MANILA, Philippines - The president of Philippine Airlines (PAL) on Monday said management is considering suing 25 Filipino pilots who resigned en masse, leading to cancellations of 11 flights over the weekend.
In an interview, PAL President Jaime Bautista said the 13 pilots and 12 first officers were ordered to return to work in 7 days or face criminal and administrative charges. He said PAL has 150 flights a day, adding the cancellation of 5 flights alone meant a serious dent on daily operations.
"They resigned without complying with the 180-day notice. Flights are scheduled for 6 months and we need enough pilots to man the flights. The reason for the 180-day notice is to have the chance to get replacements and ensure that the flights leave on time," he said in an ABS-CBN "Umagang Kay Ganda' interview.
He said that in the case of the recent resignations "some pilots would file their resignations today and not show up for work the next day."
"We have 150 flights a day. Just 5 canceled flights can affect up to 5,000 people," he said.
On Monday, PAL management canceled 4 domestic flights due to lack of pilots. The 4 cancelled flights as of 8 a.m. are: including Manila-Iloilo (PR 147), Iloilo-Manila (PR 148), Manila-Bacolod (PR135), and Bacolod-Manila (PR136).
Bautista admitted the flag carrier is losing accredited pilots to startup airlines who offer better pay.
"Other airlines can afford to pay higher salaries as they don't have to train. It costs P10 million to train pilots from the start to the point they become captain. Startup airlines who hire pilots that they don't have to train get substantial savings on training expenses," he said.
Pilots who undergo PAL training are required to stay with the company for at least 5 years. Bautista said of the 25 resigned pilots, only 2 have complied with the contract. "We hope that they return. We will give them a few days to return especially those who haven't left the country," he said.
He said accredited PAL pilots currently have an estimated P100,000 monthly basic pay, with an average productivity pay of P250,000. He said pilots could earn as much as P500,000 a month including benefits.
A PAL pilot who resigned from the company in May said he chose to resign as the company began cutting-back on its pilots citing redundancy.
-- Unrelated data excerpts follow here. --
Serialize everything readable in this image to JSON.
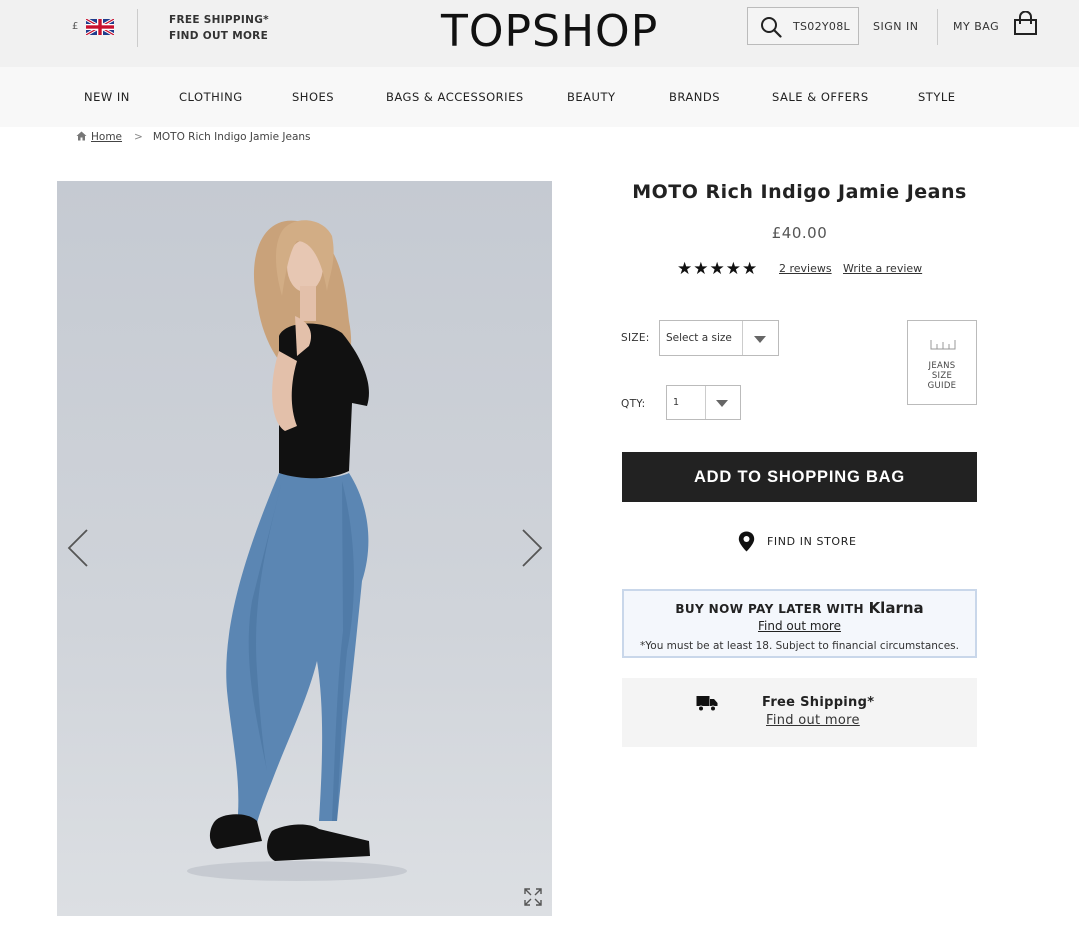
{
  "header": {
    "currency_symbol": "£",
    "flag_icon": "uk-flag-icon",
    "promo_line1": "FREE SHIPPING*",
    "promo_line2": "FIND OUT MORE",
    "logo": "TOPSHOP",
    "search_value": "TS02Y08L",
    "sign_in": "SIGN IN",
    "my_bag": "MY BAG"
  },
  "nav": {
    "items": [
      "NEW IN",
      "CLOTHING",
      "SHOES",
      "BAGS & ACCESSORIES",
      "BEAUTY",
      "BRANDS",
      "SALE & OFFERS",
      "STYLE"
    ]
  },
  "breadcrumb": {
    "home": "Home",
    "separator": ">",
    "current": "MOTO Rich Indigo Jamie Jeans"
  },
  "product": {
    "title": "MOTO Rich Indigo Jamie Jeans",
    "price": "£40.00",
    "rating_stars": 5,
    "stars": "★★★★★",
    "reviews_link": "2 reviews",
    "write_review": "Write a review",
    "size_label": "SIZE:",
    "size_placeholder": "Select a size",
    "qty_label": "QTY:",
    "qty_value": "1",
    "size_guide_line1": "JEANS",
    "size_guide_line2": "SIZE",
    "size_guide_line3": "GUIDE",
    "add_to_bag": "ADD TO SHOPPING BAG",
    "find_in_store": "FIND IN STORE"
  },
  "klarna": {
    "heading": "BUY NOW PAY LATER WITH",
    "brand": "Klarna",
    "link": "Find out more",
    "note": "*You must be at least 18. Subject to financial circumstances."
  },
  "shipping": {
    "title": "Free Shipping*",
    "link": "Find out more"
  },
  "colors": {
    "topbar_bg": "#f1f1f1",
    "nav_bg": "#f8f8f8",
    "button_bg": "#222222",
    "klarna_border": "#c9d7ea"
  }
}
"I couldn't wait for the termination notice. I have a family to take care of. Some pilots were being made to resign and sign documents that said they were redundant. They had the choice to accept termination or be moved to the air team where salaries were lower," he said.
Bautista, however, denied ever forcing their pilots to resign.
"We don't have redundant regular pilots. Sometime in March, there was a slowdown in the airline industry and we decided to ground two planes. When you cut down on flights, you need less pilots but that does not mean they're taken out. We need more pilots specially when airline traffic normalizes, as was the case when the airline industry went on rebound in April. We need to keep hiring pilots," he said.
Impact on tourism
Speaking on ANC's "Headstart," Tourism Secretary Alberto Lim voiced reservations on the potential impact to the country's tourism industry if the labor dispute was not immediately resolved.
"This is a basically a labor dispute between management and employees. I only hope that its not going to prolong the dispute because if its a prolonged dispute then our image as a destination would be affected," Lim said.
"Hopefully, we will be able to come up with a resolution, so that the riding public is not inconvenience and the economy does not suffer because what is an inter-company dispute," President Benigno Aquino III said on Sunday.
A public duty
Capt. Amado Soliman, president of the Air Safety Foundation of the Philippines, said that while the pilots' reasons for leaving may be legitimate, they still have a responsibility to the public.
"Pilots are not like ordinary workers. They have a responsibility to the public. And the airline industry is a public utility. If you stop working, there must be a 30-day notice and pilots should honor their contracts. It would be unfair to the public if they just walked out," he said.
He said the matter should be threshed out by both PAL management and the resigned pilots.
PAL Spokesman Jonathan Gesmundo said PAL officials will meet with the pilots who left the airline on Wednesday.
PAL crew hit with resignations
But PAL appears headed for more problems. Even flight crews are reportedly warning to launch a labor strike, if PAL management refuses to heed their demands for a salary increase.
The PAL Flight Attendants' and Stewards' Association of the Philippines is complaining of unfair labor policies. The group's president, Bob Anduiza, said some airline staff have already left the country.
"The 747 staff has been reduced. Instead of 18 there are only 16 staff members, many have resigned because there is no job security. they are applying for work in other countries," he said.
The case of the flight crews is still pending at the National Labor Relations Commission.
Probe into PAL retrenchment
Meantime, the Anak-Pawis partylist filed a resolution at the House of Representatives, seeking an inquiry into the airline company's move to retrench some 2,600 employees.
"This is meant to understand the circumstances surrounding the issue and why 2,600 employees stand to be affected. We have to make sure that the right of workers is not being violated," Anakpawis party-list Rep.Rafael Mariano said.